Rahman's resignation came days after the Bangladesh finance minister said the central bank did not inform him about the heist, and that he learned of it only a month later when news first appeared in the media.

"I thought, to protect the image of the bank, I resigned voluntarily to take a much higher moral ground, there are not many examples of that in the country, to really take the responsibility, morally, and then resign," Rahman said to media at his home.

The cyber heist and its global scale has left Bangladesh officials scrambling to find answers and recover the money that was lost.

The New York Fed has said its systems were not breached, and it has been working with the Bangladesh central bank since the incident occurred.

The incident has also left other banks and businesses around the world eager to learn more, so they can review their own networks for signs that they are vulnerable to similar attacks or might already have been breached.

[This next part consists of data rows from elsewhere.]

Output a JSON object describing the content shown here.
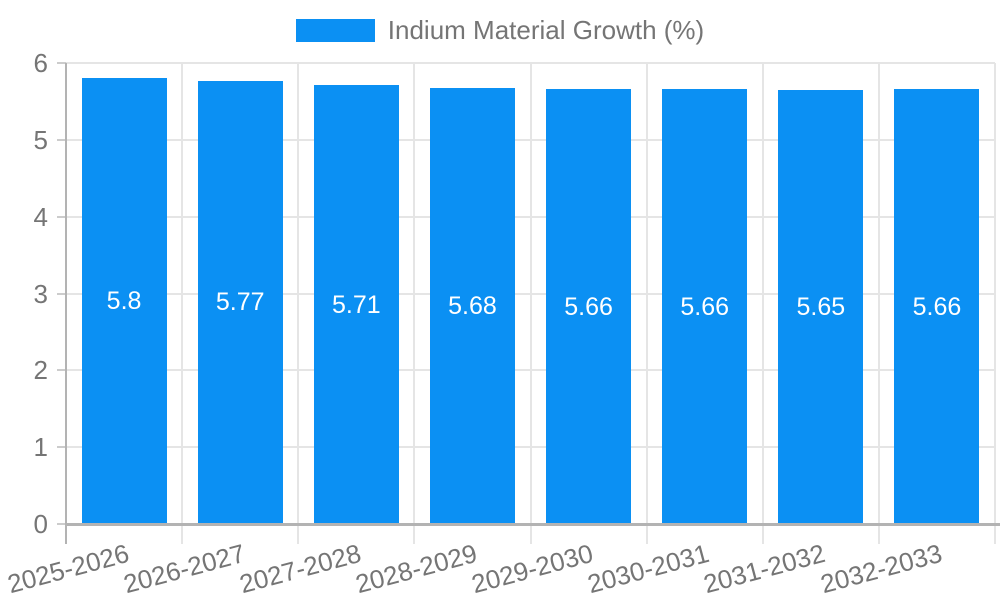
{
  "legend": {
    "label": "Indium Material Growth (%)",
    "color": "#0b90f3"
  },
  "colors": {
    "bar": "#0b90f3",
    "grid": "#e5e5e5",
    "axis": "#b3b3b3",
    "tick": "#cccccc",
    "text": "#757575",
    "value_text": "#ffffff",
    "background": "#ffffff"
  },
  "chart_data": {
    "type": "bar",
    "title": "Indium Material Growth (%)",
    "categories": [
      "2025-2026",
      "2026-2027",
      "2027-2028",
      "2028-2029",
      "2029-2030",
      "2030-2031",
      "2031-2032",
      "2032-2033"
    ],
    "values": [
      5.8,
      5.77,
      5.71,
      5.68,
      5.66,
      5.66,
      5.65,
      5.66
    ],
    "value_labels": [
      "5.8",
      "5.77",
      "5.71",
      "5.68",
      "5.66",
      "5.66",
      "5.65",
      "5.66"
    ],
    "series_name": "Indium Material Growth (%)",
    "xlabel": "",
    "ylabel": "",
    "ylim": [
      0,
      6
    ],
    "yticks": [
      "0",
      "1",
      "2",
      "3",
      "4",
      "5",
      "6"
    ],
    "grid": true,
    "legend_position": "top",
    "bar_color": "#0b90f3",
    "value_label_color": "#ffffff",
    "x_label_rotation_deg": -15
  }
}
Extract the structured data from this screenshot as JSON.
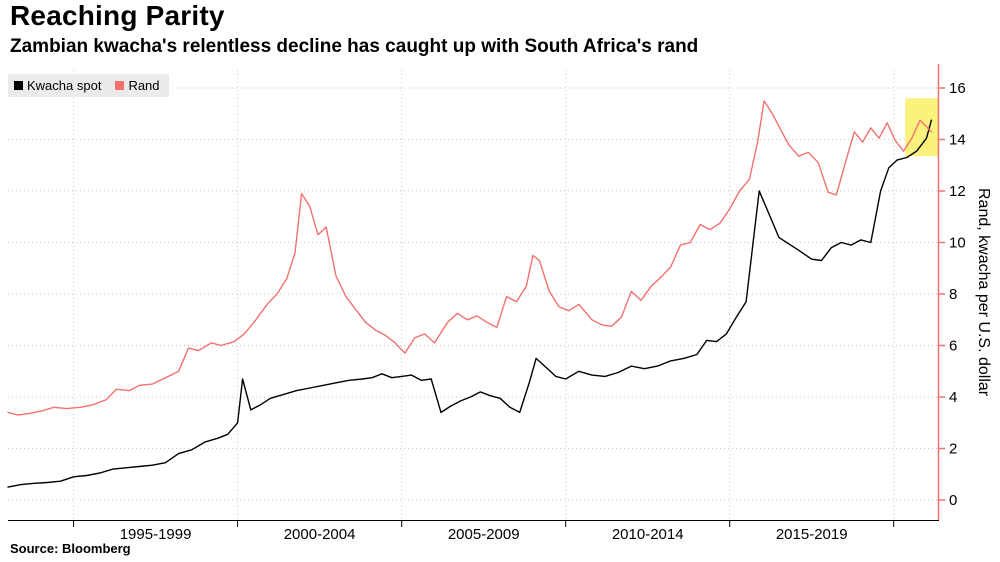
{
  "header": {
    "title": "Reaching Parity",
    "subtitle": "Zambian kwacha's relentless decline has caught up with South Africa's rand"
  },
  "source": {
    "label": "Source: Bloomberg"
  },
  "chart_data": {
    "type": "line",
    "title": "Reaching Parity",
    "subtitle": "Zambian kwacha's relentless decline has caught up with South Africa's rand",
    "xlabel": "",
    "ylabel": "Rand, kwacha per U.S. dollar",
    "xlim": [
      1993,
      2021.35
    ],
    "ylim": [
      0,
      16
    ],
    "y_ticks": [
      0,
      2,
      4,
      6,
      8,
      10,
      12,
      14,
      16
    ],
    "x_gridlines": [
      1995,
      2000,
      2005,
      2010,
      2015,
      2020
    ],
    "x_band_labels": [
      {
        "label": "1995-1999",
        "center": 1997.5
      },
      {
        "label": "2000-2004",
        "center": 2002.5
      },
      {
        "label": "2005-2009",
        "center": 2007.5
      },
      {
        "label": "2010-2014",
        "center": 2012.5
      },
      {
        "label": "2015-2019",
        "center": 2017.5
      }
    ],
    "grid": "dotted",
    "legend_position": "top-left",
    "axis_color": "#f4716e",
    "highlight": {
      "x0": 2020.35,
      "x1": 2021.35,
      "y0": 13.35,
      "y1": 15.6,
      "color": "#fbf170"
    },
    "series": [
      {
        "name": "Kwacha spot",
        "color": "#000000",
        "points": [
          [
            1993.0,
            0.5
          ],
          [
            1993.4,
            0.6
          ],
          [
            1993.8,
            0.65
          ],
          [
            1994.2,
            0.68
          ],
          [
            1994.6,
            0.73
          ],
          [
            1995.0,
            0.9
          ],
          [
            1995.4,
            0.95
          ],
          [
            1995.8,
            1.05
          ],
          [
            1996.2,
            1.2
          ],
          [
            1996.6,
            1.25
          ],
          [
            1997.0,
            1.3
          ],
          [
            1997.4,
            1.35
          ],
          [
            1997.8,
            1.45
          ],
          [
            1998.2,
            1.8
          ],
          [
            1998.6,
            1.95
          ],
          [
            1999.0,
            2.25
          ],
          [
            1999.4,
            2.4
          ],
          [
            1999.7,
            2.55
          ],
          [
            2000.0,
            3.0
          ],
          [
            2000.15,
            4.7
          ],
          [
            2000.4,
            3.5
          ],
          [
            2000.7,
            3.7
          ],
          [
            2001.0,
            3.95
          ],
          [
            2001.4,
            4.1
          ],
          [
            2001.8,
            4.25
          ],
          [
            2002.2,
            4.35
          ],
          [
            2002.6,
            4.45
          ],
          [
            2003.0,
            4.55
          ],
          [
            2003.4,
            4.65
          ],
          [
            2003.8,
            4.7
          ],
          [
            2004.1,
            4.75
          ],
          [
            2004.4,
            4.9
          ],
          [
            2004.7,
            4.75
          ],
          [
            2005.0,
            4.8
          ],
          [
            2005.3,
            4.85
          ],
          [
            2005.6,
            4.65
          ],
          [
            2005.9,
            4.7
          ],
          [
            2006.2,
            3.4
          ],
          [
            2006.5,
            3.65
          ],
          [
            2006.8,
            3.85
          ],
          [
            2007.1,
            4.0
          ],
          [
            2007.4,
            4.2
          ],
          [
            2007.7,
            4.05
          ],
          [
            2008.0,
            3.95
          ],
          [
            2008.3,
            3.6
          ],
          [
            2008.6,
            3.4
          ],
          [
            2008.9,
            4.6
          ],
          [
            2009.1,
            5.5
          ],
          [
            2009.4,
            5.15
          ],
          [
            2009.7,
            4.8
          ],
          [
            2010.0,
            4.7
          ],
          [
            2010.4,
            5.0
          ],
          [
            2010.8,
            4.85
          ],
          [
            2011.2,
            4.8
          ],
          [
            2011.6,
            4.95
          ],
          [
            2012.0,
            5.2
          ],
          [
            2012.4,
            5.1
          ],
          [
            2012.8,
            5.2
          ],
          [
            2013.2,
            5.4
          ],
          [
            2013.6,
            5.5
          ],
          [
            2014.0,
            5.65
          ],
          [
            2014.3,
            6.2
          ],
          [
            2014.6,
            6.15
          ],
          [
            2014.9,
            6.45
          ],
          [
            2015.2,
            7.1
          ],
          [
            2015.5,
            7.7
          ],
          [
            2015.9,
            12.0
          ],
          [
            2016.2,
            11.1
          ],
          [
            2016.5,
            10.2
          ],
          [
            2016.8,
            9.95
          ],
          [
            2017.1,
            9.7
          ],
          [
            2017.5,
            9.35
          ],
          [
            2017.8,
            9.3
          ],
          [
            2018.1,
            9.8
          ],
          [
            2018.4,
            10.0
          ],
          [
            2018.7,
            9.9
          ],
          [
            2019.0,
            10.1
          ],
          [
            2019.3,
            10.0
          ],
          [
            2019.6,
            12.0
          ],
          [
            2019.85,
            12.9
          ],
          [
            2020.1,
            13.2
          ],
          [
            2020.4,
            13.3
          ],
          [
            2020.7,
            13.55
          ],
          [
            2021.0,
            14.05
          ],
          [
            2021.15,
            14.75
          ]
        ]
      },
      {
        "name": "Rand",
        "color": "#f4716e",
        "points": [
          [
            1993.0,
            3.4
          ],
          [
            1993.3,
            3.3
          ],
          [
            1993.6,
            3.35
          ],
          [
            1994.0,
            3.45
          ],
          [
            1994.4,
            3.6
          ],
          [
            1994.8,
            3.55
          ],
          [
            1995.2,
            3.6
          ],
          [
            1995.6,
            3.7
          ],
          [
            1996.0,
            3.9
          ],
          [
            1996.3,
            4.3
          ],
          [
            1996.7,
            4.25
          ],
          [
            1997.0,
            4.45
          ],
          [
            1997.4,
            4.5
          ],
          [
            1997.8,
            4.75
          ],
          [
            1998.2,
            5.0
          ],
          [
            1998.5,
            5.9
          ],
          [
            1998.8,
            5.8
          ],
          [
            1999.2,
            6.1
          ],
          [
            1999.5,
            6.0
          ],
          [
            1999.9,
            6.15
          ],
          [
            2000.2,
            6.45
          ],
          [
            2000.5,
            6.9
          ],
          [
            2000.9,
            7.6
          ],
          [
            2001.2,
            8.0
          ],
          [
            2001.5,
            8.6
          ],
          [
            2001.75,
            9.6
          ],
          [
            2001.95,
            11.9
          ],
          [
            2002.2,
            11.4
          ],
          [
            2002.45,
            10.3
          ],
          [
            2002.7,
            10.6
          ],
          [
            2003.0,
            8.7
          ],
          [
            2003.3,
            7.9
          ],
          [
            2003.6,
            7.4
          ],
          [
            2003.9,
            6.9
          ],
          [
            2004.2,
            6.6
          ],
          [
            2004.5,
            6.4
          ],
          [
            2004.8,
            6.1
          ],
          [
            2005.1,
            5.7
          ],
          [
            2005.4,
            6.3
          ],
          [
            2005.7,
            6.45
          ],
          [
            2006.0,
            6.1
          ],
          [
            2006.4,
            6.9
          ],
          [
            2006.7,
            7.25
          ],
          [
            2007.0,
            7.0
          ],
          [
            2007.3,
            7.15
          ],
          [
            2007.6,
            6.9
          ],
          [
            2007.9,
            6.7
          ],
          [
            2008.2,
            7.9
          ],
          [
            2008.5,
            7.7
          ],
          [
            2008.8,
            8.3
          ],
          [
            2009.0,
            9.5
          ],
          [
            2009.2,
            9.3
          ],
          [
            2009.5,
            8.1
          ],
          [
            2009.8,
            7.5
          ],
          [
            2010.1,
            7.35
          ],
          [
            2010.4,
            7.6
          ],
          [
            2010.8,
            7.0
          ],
          [
            2011.1,
            6.8
          ],
          [
            2011.4,
            6.75
          ],
          [
            2011.7,
            7.1
          ],
          [
            2012.0,
            8.1
          ],
          [
            2012.3,
            7.75
          ],
          [
            2012.6,
            8.3
          ],
          [
            2012.9,
            8.65
          ],
          [
            2013.2,
            9.05
          ],
          [
            2013.5,
            9.9
          ],
          [
            2013.8,
            10.0
          ],
          [
            2014.1,
            10.7
          ],
          [
            2014.4,
            10.5
          ],
          [
            2014.7,
            10.75
          ],
          [
            2015.0,
            11.3
          ],
          [
            2015.3,
            12.0
          ],
          [
            2015.6,
            12.45
          ],
          [
            2015.85,
            13.9
          ],
          [
            2016.05,
            15.5
          ],
          [
            2016.3,
            15.0
          ],
          [
            2016.55,
            14.4
          ],
          [
            2016.8,
            13.8
          ],
          [
            2017.1,
            13.35
          ],
          [
            2017.4,
            13.5
          ],
          [
            2017.7,
            13.1
          ],
          [
            2018.0,
            11.95
          ],
          [
            2018.25,
            11.85
          ],
          [
            2018.55,
            13.2
          ],
          [
            2018.8,
            14.3
          ],
          [
            2019.05,
            13.9
          ],
          [
            2019.3,
            14.45
          ],
          [
            2019.55,
            14.05
          ],
          [
            2019.8,
            14.65
          ],
          [
            2020.05,
            13.95
          ],
          [
            2020.3,
            13.55
          ],
          [
            2020.55,
            14.05
          ],
          [
            2020.8,
            14.75
          ],
          [
            2021.15,
            14.3
          ]
        ]
      }
    ]
  }
}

Rahman called the heist "as bad as terrorist attacks."

"All central banks and banks should be very careful about cyber attacks. This is as bad as terrorist attacks, so we should be, all the central banks in the world, and all the banks should raise their firewalls, they should be very careful about it," he said.

The central bank said earlier that cyber criminals had tried to withdraw $951 million from its U.S. bank account but the other transactions were blocked after a typo in one of the instructions raised red flags.

More than $30 million of the money that was stolen was handed over in cash to an ethnic Chinese man in Manila, a Philippines senator looking into the suspected laundering scheme said.